Zentralrat der Muslime: Islam in Deutschland bleibt unter seinen Möglichkeiten

Der Islam in Deutschland bleibt von seinem intellektuellen Anspruch und Potenzial her "weit unter seinen Möglichkeiten, sich zeitgemäß zu begreifen".

Berlin (dts Nachrichtenagentur) - Das sagte Aiman Mazyek, Vorsitzender des Zentralrates der Muslime in Deutschland (ZMD), den Zeitungen der WAZ-Mediengruppe. Als Grund nennt der Vorsitzende des Zentralrats, der 300 Moscheegemeinden und 19 islamische Verbände vertritt, eine fehlende islamische Infrastruktur. "Wir haben anders als die großen Kirchen keine Akademien und kaum Bildungseinrichtungen, die Raum geben können, um kontroverse Debatten zu führen. Wir haben durchaus Nachholbedarf, etwa bei der Abgrenzung unserer Religion von Ideologien." Auf die öffentliche Kritik des Ratsvorsitzenden der Evangelischen Kirche in Deutschland, Nikolaus Schneider, wonach der Islam in Deutschland "von Aufklärung und Religionskritik kaum irritiert" sei, entgegnete Mazyek: "Die Muslime können und müssen sich immer wieder aus sich selbst heraus erneuern. Unsere Religion bietet dafür ausreichende Grundlagen."

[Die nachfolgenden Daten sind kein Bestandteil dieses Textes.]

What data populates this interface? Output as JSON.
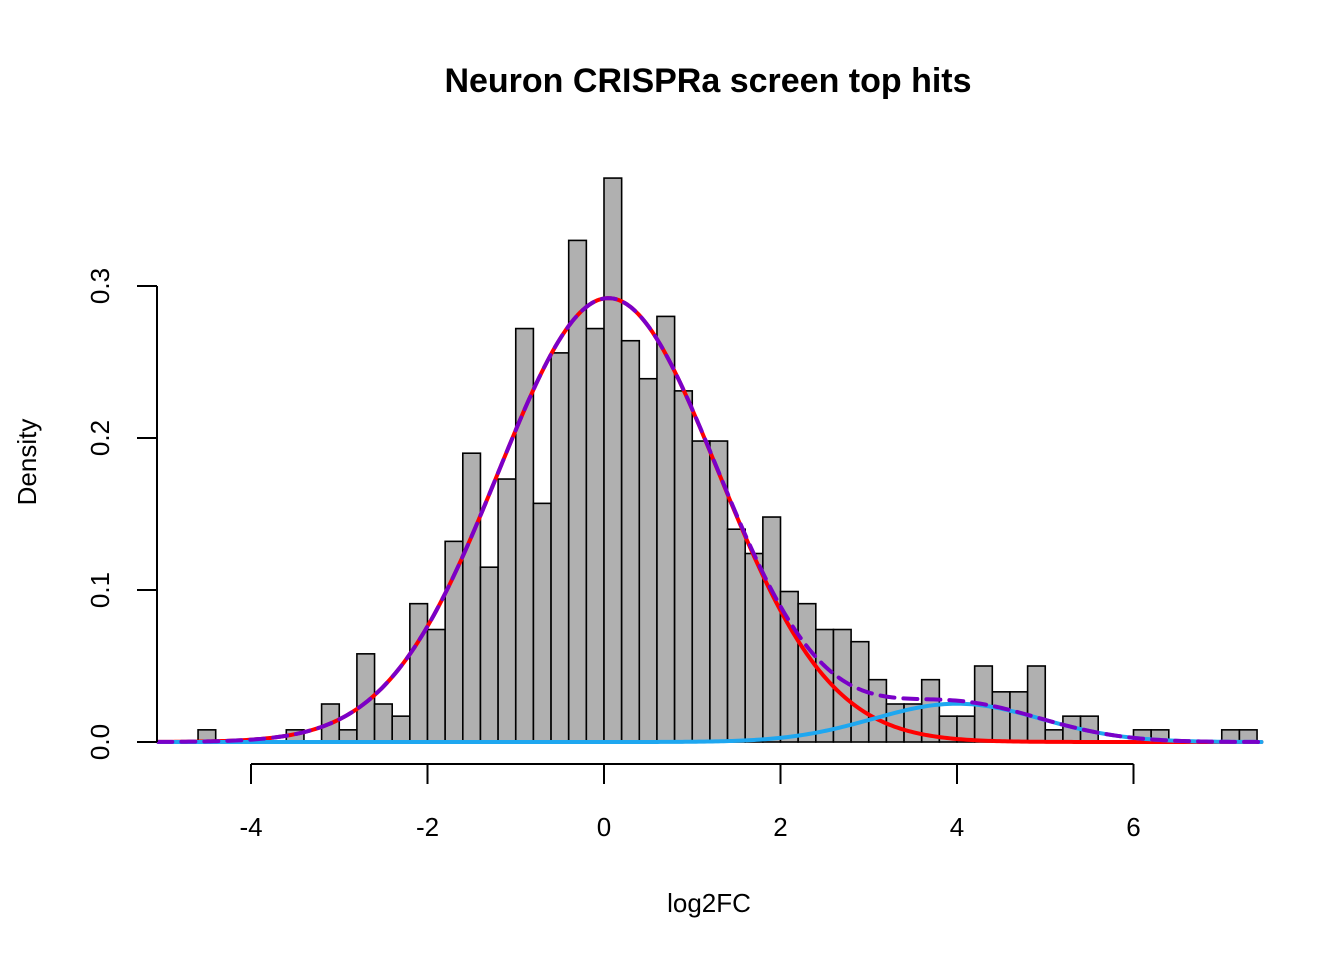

Allerdings machten viele "Stellvertreter-Debatten und Schwarzer-Peter-Spiele" den Muslimen Angst. Viele zögen sich ins Schneckenhaus zurück. "Gebildete gehen ins Ausland. Oder in ihre alte Heimat." Anstatt das Potenzial von 99 Prozent friedlichen Muslimen zu nutzen, würden Muslime in Deutschland einem "Generalverdacht" ausgesetzt. Wörtlich sagte Mazyek: "Wir haben unsere Imame im Dezember aufgerufen, in den Freitagspredigten einen Kernsatz zu benutzen: "Die Verteidigung unserer freiheitlichen Grundordnung ist eine Bürger- und Islampflicht." Die Reaktion in den Moscheegemeinden war hervorragend. In der Öffentlichkeit wurde davon kaum Notiz genommen." Mazyek beklagt fehlende Unterstützung der Muslime, auch wenn sie angegriffen würden. "Ich hätte zum Beispiel von der Bundeskanzlerin erwartet, dass sie sich nach den gehäuften Attacken auf Moscheen deutlicher vor uns stellt. Es ist egal, ob ein muslimisches, jüdisches oder christliches Gotteshaus angegriffen wird. Wir alle sind damit angegriffen." Für den zehnten Jahrestag der Terroranschläge vom 11. September 2001 New York und Washington befürwortet der Zentralrats-Vorsitzende die Idee eines "großen interreligiösen Gebetes".